In After Hours, such wild plot elements and motifs as a sculpture of a human torso, a plaster of Paris bagel, a $20 bill and that string of burglaries reveal connections that only exist because Paul’s journey links them. This heightens the film’s ominous tone, as evidenced in the scene where Paul tries to explain all the things that have happened to him, and can’t, perhaps because they sound far too absurd even to him!

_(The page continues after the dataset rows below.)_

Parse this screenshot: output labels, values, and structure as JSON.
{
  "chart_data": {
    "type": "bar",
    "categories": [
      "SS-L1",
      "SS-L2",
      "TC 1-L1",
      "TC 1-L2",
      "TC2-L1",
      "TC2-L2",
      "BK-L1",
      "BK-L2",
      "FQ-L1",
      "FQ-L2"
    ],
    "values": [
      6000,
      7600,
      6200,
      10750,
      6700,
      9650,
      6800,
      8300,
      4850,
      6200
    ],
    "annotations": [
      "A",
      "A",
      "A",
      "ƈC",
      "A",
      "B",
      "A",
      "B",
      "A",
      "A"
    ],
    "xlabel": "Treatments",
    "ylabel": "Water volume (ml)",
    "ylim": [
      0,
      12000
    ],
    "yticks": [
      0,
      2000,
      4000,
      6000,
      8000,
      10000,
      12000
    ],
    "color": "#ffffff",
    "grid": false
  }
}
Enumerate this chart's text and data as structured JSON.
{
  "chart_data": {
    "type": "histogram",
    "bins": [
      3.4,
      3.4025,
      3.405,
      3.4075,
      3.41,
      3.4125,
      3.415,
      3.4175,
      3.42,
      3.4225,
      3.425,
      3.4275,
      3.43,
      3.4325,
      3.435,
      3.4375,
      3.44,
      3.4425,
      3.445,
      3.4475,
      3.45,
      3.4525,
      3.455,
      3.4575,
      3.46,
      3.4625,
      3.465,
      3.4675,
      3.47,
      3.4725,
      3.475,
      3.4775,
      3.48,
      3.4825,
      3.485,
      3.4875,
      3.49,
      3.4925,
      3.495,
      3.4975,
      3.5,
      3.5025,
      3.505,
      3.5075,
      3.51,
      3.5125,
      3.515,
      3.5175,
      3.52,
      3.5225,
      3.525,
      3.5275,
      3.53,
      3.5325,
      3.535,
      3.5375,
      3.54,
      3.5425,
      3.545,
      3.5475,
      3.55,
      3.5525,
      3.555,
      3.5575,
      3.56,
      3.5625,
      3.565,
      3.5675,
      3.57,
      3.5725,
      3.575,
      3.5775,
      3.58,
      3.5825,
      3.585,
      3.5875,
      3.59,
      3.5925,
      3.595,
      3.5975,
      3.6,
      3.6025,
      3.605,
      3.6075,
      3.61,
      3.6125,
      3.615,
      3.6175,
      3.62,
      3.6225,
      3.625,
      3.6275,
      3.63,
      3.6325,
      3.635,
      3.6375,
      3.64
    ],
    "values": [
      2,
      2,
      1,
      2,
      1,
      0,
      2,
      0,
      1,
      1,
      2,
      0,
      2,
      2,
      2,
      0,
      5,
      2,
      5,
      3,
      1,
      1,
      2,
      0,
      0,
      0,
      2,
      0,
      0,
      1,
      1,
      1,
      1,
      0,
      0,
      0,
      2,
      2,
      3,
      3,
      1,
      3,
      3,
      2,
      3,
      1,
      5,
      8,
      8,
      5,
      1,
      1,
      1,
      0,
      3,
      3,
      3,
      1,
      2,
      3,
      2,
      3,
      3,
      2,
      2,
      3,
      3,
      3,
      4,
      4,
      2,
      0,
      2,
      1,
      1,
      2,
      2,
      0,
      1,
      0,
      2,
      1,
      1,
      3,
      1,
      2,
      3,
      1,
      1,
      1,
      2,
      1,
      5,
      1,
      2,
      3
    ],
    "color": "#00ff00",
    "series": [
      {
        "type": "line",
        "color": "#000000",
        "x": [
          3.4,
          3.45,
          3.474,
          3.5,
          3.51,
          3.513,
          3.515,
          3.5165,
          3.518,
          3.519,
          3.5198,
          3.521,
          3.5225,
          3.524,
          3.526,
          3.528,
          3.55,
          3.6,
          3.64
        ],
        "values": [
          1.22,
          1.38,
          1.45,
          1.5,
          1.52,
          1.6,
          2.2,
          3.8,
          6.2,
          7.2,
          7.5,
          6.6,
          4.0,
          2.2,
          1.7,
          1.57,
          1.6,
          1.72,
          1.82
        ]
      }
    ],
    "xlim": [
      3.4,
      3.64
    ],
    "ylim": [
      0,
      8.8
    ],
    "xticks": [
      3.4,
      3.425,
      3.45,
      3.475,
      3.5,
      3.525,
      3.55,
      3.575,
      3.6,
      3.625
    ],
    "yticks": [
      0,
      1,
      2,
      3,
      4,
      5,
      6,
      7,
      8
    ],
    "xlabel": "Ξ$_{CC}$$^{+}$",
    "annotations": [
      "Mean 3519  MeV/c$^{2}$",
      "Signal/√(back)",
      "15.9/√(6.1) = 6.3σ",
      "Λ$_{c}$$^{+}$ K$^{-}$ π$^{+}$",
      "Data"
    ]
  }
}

After Hours marks the moment in cinematic history, and Scorsese’s personal movie journey, in which the director bids farewell to his younger self. This maker of low budget movies with a Nouvelle vague feel was now ready to use those skills on a more dynamic and commercial canvas. His palette loses forever its black-and-white grittiness and heads towards a Las Vegas style: Casino (1995), Gangs of New York (2002) and The Aviator (2004), leaving behind the lightness of spirit so clearly evident throughout the madcap ride of After Hours.

The film’s dreamlike narrative is a poetic riff on Paul’s subconscious need to escape, first from his dead-end job (“I’m just a word processor!”) and then from the City itself. After Hours’ evocation of the Kafka-esque waking nightmare of an ordinary man caught in incomprehensible circumstances – stylistic features it shares with Carol Reed’s Odd Man Out (1947) and Orson Welles’ brilliant The Trial (1962) – widen to include all the horrors of nocturnal downtown New York City. And this is no accident: the chat between Paul and the bouncer at the Club Berlin is partly lifted from Kafka’s short story “Before The Law”(3). In a very palpable sense, After Hours is a cinematic re-imagining of The Trial.

In After Hours, Scorsese has fashioned a New York City of steaming roads and an endless network of dark streets, bars and clubs, overrun with all sorts of weirdos and loners. He successfully shows New York as an amorphous canvas that the distorted temperaments and contemporary fears of its inhabitants are all whizzed around in as if in a giant blender.

Though later Scorsese movies have had far greater budgets and all star casts, it is in After Hours that we see exactly how and why a filmmaker from New York might have become an inspiration to a generations of film students. As for aspiring Hollywood moguls, they would take their cues from the Bigger and Louder movies Scorsese would subsequently make. As he remarked to Amy Robinson at the time: “Thank you for giving me back my love of cinema!” (4)

Endnotes

  1. Scorsese quoted by Amy Robinson in Filming for Your Life (The Making of “After Hours”), 2003.
  2. Scorsese in Filming Your Life.
  3. Franz Kafka, The Trial, trans. David Wylie, Echo Library, Middlesex, 2006, p. 127.
  4. Scorsese quoted by Robinson in Filming for Your Life.

After Hours (1985 USA 97 mins)

Prod Co: The Geffen Company/Double Play Prod: Amy Robinson, Griffin Dunne, Robert Colesberry Dir: Martin Scorsese Scr: Joseph Minion Phot: Michael Ballhaus Ed: Thelma Schoonmaker Prod Des: Jeffrey Townsend Mus: Howard Shore

Cast: Griffin Dunne, Rosanna Arquette, Linda Fiorentino, Teri Garr, Verna Bloom, Thomas Chong, Cheech Marin, John Heard

About The Author

Jonathan Dawson recently retired as Associate Professor in Film, Media and Cultural Studies at Griffith University (Queensland) and is now Honorary Research Associate at the University of Tasmania. He has written and directed scores of films, television series and documentaries. He is also a major contributor to Ian Aitken’s The Encyclopaedia of Documentary Film, including the essay on Australian documentary cinema. Sadly, in the intervening years since writing this piece, the author has passed away.